A method for training machine-learning models based on unsupervised data (in this instance, lots of text) that has never been annotated was used by GPT to combine transformers and unsupervised learning. Without being told what it’s looking at, the software is able to discover patterns in the data on its own. The size of the data sets that can be used for training is limited by the difficulty of labeling data by hand, which made supervised learning popular in the past.
However, GPT-2 generated more buzz. As a result of OpenAI’s concern about people using GPT-2 “to generate misleading, biased, or abusive language,” the full model won’t be released.
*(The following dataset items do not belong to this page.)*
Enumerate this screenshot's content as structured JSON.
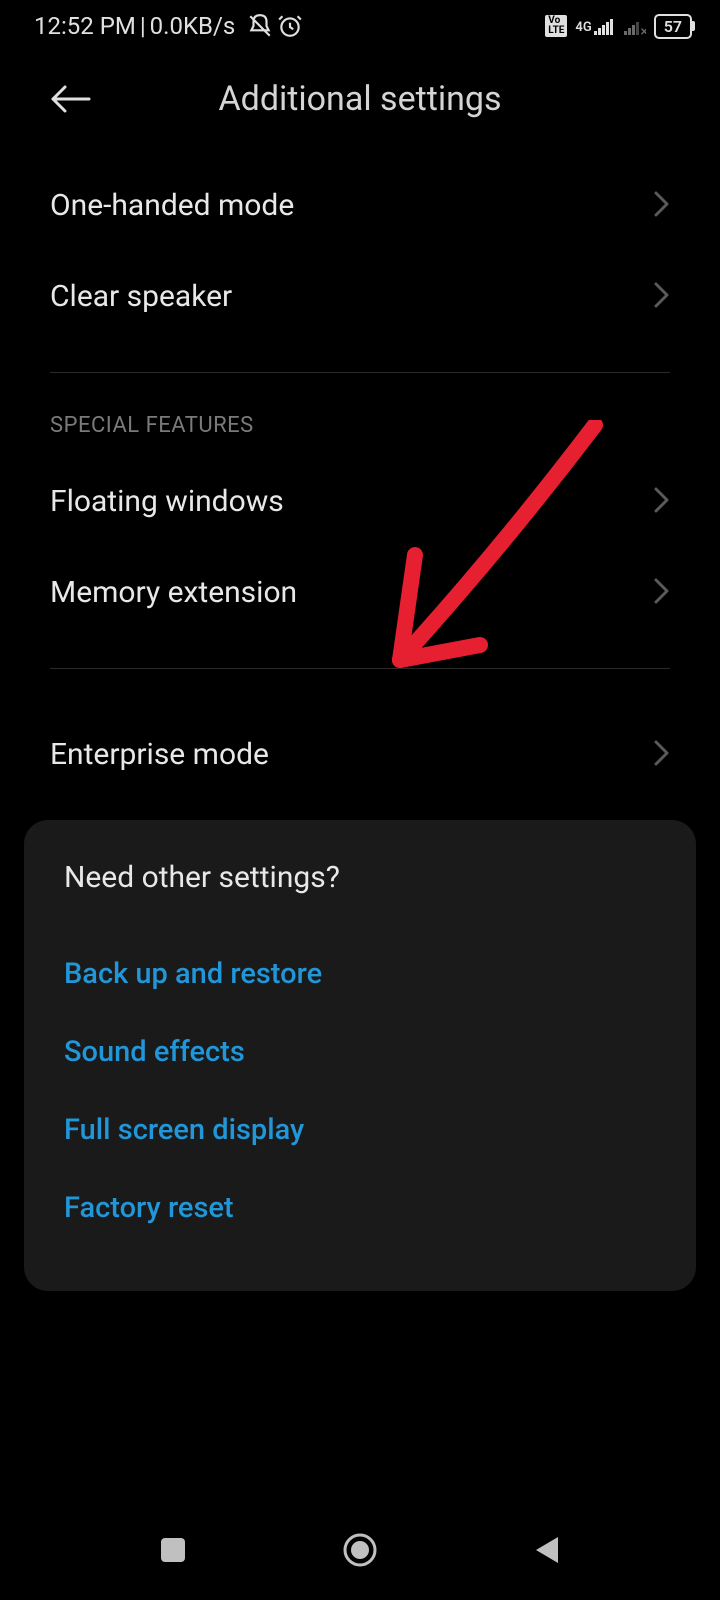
{
  "statusBar": {
    "time": "12:52 PM",
    "separator": " | ",
    "dataRate": "0.0KB/s",
    "networkLabel": "4G",
    "volteLine1": "Vo",
    "volteLine2": "LTE",
    "batteryLevel": "57"
  },
  "header": {
    "title": "Additional settings"
  },
  "items": {
    "oneHanded": "One-handed mode",
    "clearSpeaker": "Clear speaker",
    "floatingWindows": "Floating windows",
    "memoryExtension": "Memory extension",
    "enterpriseMode": "Enterprise mode"
  },
  "sections": {
    "specialFeatures": "SPECIAL FEATURES"
  },
  "card": {
    "title": "Need other settings?",
    "links": {
      "backup": "Back up and restore",
      "sound": "Sound effects",
      "fullscreen": "Full screen display",
      "factoryReset": "Factory reset"
    }
  },
  "annotation": {
    "arrowColor": "#e62030"
  }
}
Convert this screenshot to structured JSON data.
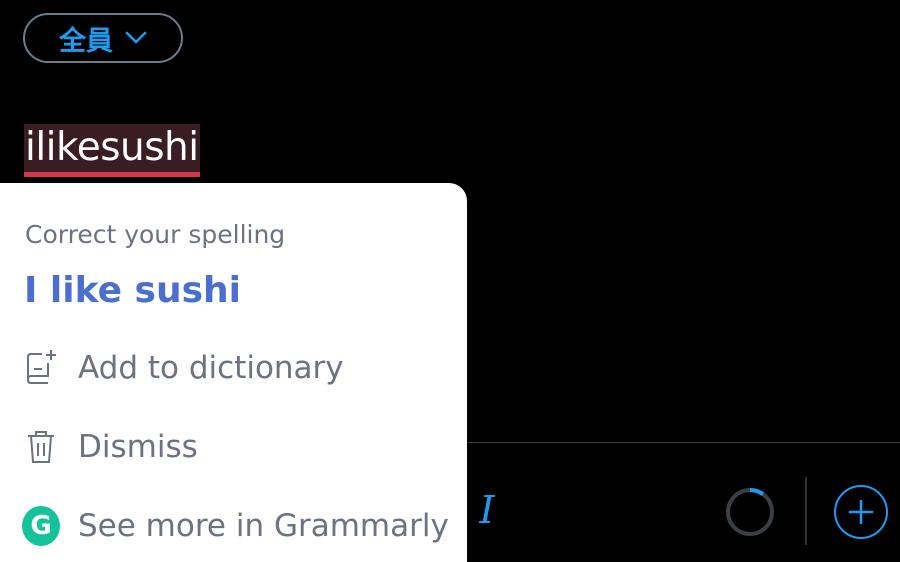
{
  "audience": {
    "label": "全員",
    "icon": "chevron-down-icon",
    "color": "#1d9bf0"
  },
  "compose": {
    "text": "ilikesushi",
    "misspelling_highlight_color": "#3a1d22",
    "underline_color": "#d4384a"
  },
  "grammarly": {
    "heading": "Correct your spelling",
    "suggestion": "I like sushi",
    "suggestion_color": "#4a6fd0",
    "actions": [
      {
        "label": "Add to dictionary",
        "icon": "dictionary-add-icon"
      },
      {
        "label": "Dismiss",
        "icon": "trash-icon"
      },
      {
        "label": "See more in Grammarly",
        "icon": "grammarly-logo-icon"
      }
    ],
    "logo_letter": "G",
    "logo_color": "#15c39a"
  },
  "toolbar": {
    "italic_label": "I",
    "icons": [
      "italic-icon",
      "character-count-ring-icon",
      "add-thread-icon"
    ],
    "accent_color": "#1d9bf0"
  }
}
Time has changed so much.
2020: GPT-3
OpenAI’s GPT-3, released just a few weeks after GPT-2, was the biggest innovation since GPT-2. In terms of text generation, it was able to generate human-like text. As well as answering questions, summarizing documents, generating stories in a variety of styles, and translating between English, French, Spanish, and Japanese, GPT-3 is capable of many other things. There is something uncanny about its mimicry.
Rather than inventing new techniques, GPT-3’s improvements were the result of supersizing existing ones. Compared to GPT-2’s 1.5 billion parameters, GPT-3 has 175 billion (the values that are adjusted during training). A much larger amount of data was also used in training it.
However, training with internet text poses new challenges. In order to produce the disinformation and prejudice it found online, GPT-3 absorbed much of it and reproduced it as needed. A model trained on the internet has an internet-scale bias, according to OpenAI.
December 2020: Toxic text and other problems
The rest of the tech world struggled to curb toxic tendencies in AI even as OpenAI grappled with GPT-3’s biases.